落章已成,圣旨生效,郑善良拿过圣旨,拱手道:
“臣接旨。”
“陛下放心,臣定不让陛下失望,取下草原部落首级,献于陛下!”
“我,我相信老师。”
在郑善良面前,小皇帝都不敢自称“朕”!
他震慑百官,就是想在最短的时间内,统一六国。
因此,皇帝对于他来说,就是摆设,他不希望有人阻止他统一六国,现在这个局势,他很满意。
越早统一六国,他就能越早离开朝堂,去追求长生之道。
“陛下,臣告退。”
就这样离开了。
他离开许久,百官都还是沉默不语。
小皇帝的双腿都是软的,根本站不起来,她想让小太监和宫女扶她,可是那些太监和宫女在昨日被乌木木杀死了。
她甚至不敢私下留臣子说话,连忙道:
“退朝。”
文武百官这才悻悻离开。
兵部尚书离开大殿后,快步跟上户部尚书,他看向四周,避开禁军后,低声道:
“今日之事,你怎么看。”
户部尚书自嘲道:
“我还能怎么看,站着看。”
“他今日如此嚣张,都敢扭曲真相,搬弄是非,还亲自下旨,简直视皇权于无物,非你我二人可以对付。”

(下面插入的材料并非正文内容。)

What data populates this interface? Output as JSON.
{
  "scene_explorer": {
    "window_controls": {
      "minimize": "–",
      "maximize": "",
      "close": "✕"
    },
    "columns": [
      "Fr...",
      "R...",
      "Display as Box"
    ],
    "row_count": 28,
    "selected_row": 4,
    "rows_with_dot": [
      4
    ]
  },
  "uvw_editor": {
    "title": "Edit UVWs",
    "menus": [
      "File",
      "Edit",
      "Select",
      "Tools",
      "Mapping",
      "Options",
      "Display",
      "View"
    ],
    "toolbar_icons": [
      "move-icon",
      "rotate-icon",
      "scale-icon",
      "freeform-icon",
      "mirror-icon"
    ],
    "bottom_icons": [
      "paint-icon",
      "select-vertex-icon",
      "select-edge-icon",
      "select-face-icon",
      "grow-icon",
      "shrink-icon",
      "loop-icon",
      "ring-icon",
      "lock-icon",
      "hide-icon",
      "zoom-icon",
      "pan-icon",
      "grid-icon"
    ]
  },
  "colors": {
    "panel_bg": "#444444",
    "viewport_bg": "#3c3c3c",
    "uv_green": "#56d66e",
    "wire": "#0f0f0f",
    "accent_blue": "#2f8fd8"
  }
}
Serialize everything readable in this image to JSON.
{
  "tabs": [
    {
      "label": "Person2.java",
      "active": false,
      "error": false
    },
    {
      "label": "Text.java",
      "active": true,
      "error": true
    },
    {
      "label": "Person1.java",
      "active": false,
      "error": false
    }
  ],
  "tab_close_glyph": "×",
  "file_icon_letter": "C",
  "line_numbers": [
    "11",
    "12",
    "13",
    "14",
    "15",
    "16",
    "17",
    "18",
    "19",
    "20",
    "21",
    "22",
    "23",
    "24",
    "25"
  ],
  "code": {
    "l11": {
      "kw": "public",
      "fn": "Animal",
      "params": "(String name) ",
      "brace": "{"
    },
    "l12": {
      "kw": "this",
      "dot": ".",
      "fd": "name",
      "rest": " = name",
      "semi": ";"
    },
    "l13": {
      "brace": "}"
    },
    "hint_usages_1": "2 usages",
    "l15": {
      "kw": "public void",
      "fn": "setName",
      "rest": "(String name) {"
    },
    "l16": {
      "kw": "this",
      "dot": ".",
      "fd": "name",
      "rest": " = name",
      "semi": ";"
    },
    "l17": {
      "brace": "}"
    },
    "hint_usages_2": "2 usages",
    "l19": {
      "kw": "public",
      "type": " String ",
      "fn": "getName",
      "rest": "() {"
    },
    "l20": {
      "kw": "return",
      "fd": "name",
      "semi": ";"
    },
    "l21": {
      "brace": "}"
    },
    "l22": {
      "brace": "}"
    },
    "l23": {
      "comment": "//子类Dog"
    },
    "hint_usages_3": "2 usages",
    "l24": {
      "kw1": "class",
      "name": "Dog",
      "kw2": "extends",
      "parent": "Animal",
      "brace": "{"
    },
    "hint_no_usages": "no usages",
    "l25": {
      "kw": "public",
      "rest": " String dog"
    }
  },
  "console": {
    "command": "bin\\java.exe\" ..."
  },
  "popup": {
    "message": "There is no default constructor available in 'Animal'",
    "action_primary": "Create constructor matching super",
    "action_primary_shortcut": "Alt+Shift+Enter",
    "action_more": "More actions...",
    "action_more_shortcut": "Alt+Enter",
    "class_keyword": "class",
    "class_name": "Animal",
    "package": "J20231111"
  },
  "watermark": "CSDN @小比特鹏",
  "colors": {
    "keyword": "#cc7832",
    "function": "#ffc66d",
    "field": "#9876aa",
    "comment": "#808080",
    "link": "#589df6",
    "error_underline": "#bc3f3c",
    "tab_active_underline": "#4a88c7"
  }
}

说虽如此,兵部尚书还是很不甘心,他拳头紧握,又无奈放下。
“唉,可怜陛下年幼,才受此屈辱,我们应当保全自身,待到陛下成年亲政之时,诛杀此獠!”
“那拨给镇北军的粮草,真的要给?”
“你敢不给,那可是20万大军,一人一口唾沫都能将你我二人淹没。”
...
丞相府。
一老者在书房写字,修身养性。
一妙龄女子正在磨墨,她生的唇红齿白,面带桃花,眸中好似藏着一剪秋水,美丽动人。
“爷爷,那权臣不日就要离开京城,我们是不是该动手?”
老者并未停笔,继续写字。
“不可,别觉得郑太师年纪轻轻的就小瞧他,此人诡计多端,冠以莫须有之罪,将侍御史流放千里,又在朝中指驴为马,构陷大臣入狱。”
“说不定还有后招,不可大意。”
说罢,字作也已完成。
上面只有一个字“等”。
...
太师府。
郑善良回来后,想到之前府中的恶仆伤人事件,他当即让人将恶仆找来。
“就是你让本太师在朝中遭受弹劾,你可知罪?”
“小人知错。”
“说说吧,你究竟还有什么把柄在他人手上。”
恶仆不敢隐瞒,一五一十的将事情说出。
原来,他仗着太师府仆人的身份,作威作福,耀武扬威,抢夺私宅,收取保护费。
听到这些话,郑善良血压都要升高了,这样乱搞,太师府和颜色社会有什么区别?
他一世英名,就是被这些仆人败坏的!
“把他带走,本太师心善,见不得血。”
“是。”
当天下午,横行霸道的太师府恶仆就被太师杖毙在菜市场,那些抢占的宅院,和多收的保护费,全都退了回去。
百姓们并不领情,都在唾弃太师府。
“呸,蛇鼠一窝,都不是什么好东西。”
“别以为大家那么容易被欺骗,我可是读书人,读《春秋》的!”
“小人掌权,真是大周之祸。”
...
临出发前,郑善良听到这些声音,当即出动禁军,在京城内大肆抓捕非议三公之首的百姓。
“在背后非议朝廷命官,打10个板子。”
县令根本不敢糊弄太师府,每一个都是结结实实的打。
这一打,就从晚上打到天亮,衙役打到双手疲软,吃饭的时候连筷子都拿不起来。
...
七日后。
北境。
郑善良终于来到这里。
周围的景色和京城的完全不同,前世他只能呆在房中,靠想象力幻想世界的时代一去不复返了。
哈哈哈。
他放声大笑。
在一众军官的尊敬目光之中,坐到主帅的位置。
“说说,北方草原最近怎么样。”
斥候大将站出,拱手汇报道:
“回禀主帅,草原拓方部、阿塔塔部、西格玛部,都在边境上骚扰。”
草原其实分为两派,分别由辽族的可汗带领,以及金族的单于带领,称为双王共治。
拓方部、阿塔塔部、西格玛部,都属于辽族可汗部族。”
待到斥候大将说完,北境节度使章寒提议道:
“主帅,我们要对北方草原动手,应该许下利益,拉拢其中一派,去攻击另外一派。”
郑善良手指敲击椅子把手,没有表态,看向其余将领。
“都说说吧,这一仗,要怎么打。”
众人纷纷献策。
最后,讨论出结果后,一名偏将开口道:
“我觉得章将军说的有理,可以让草原内斗。”
“主帅,我们只需要答应其中一族的要求,答应交易,给他们盐和粮食,签下互不犯边条约。”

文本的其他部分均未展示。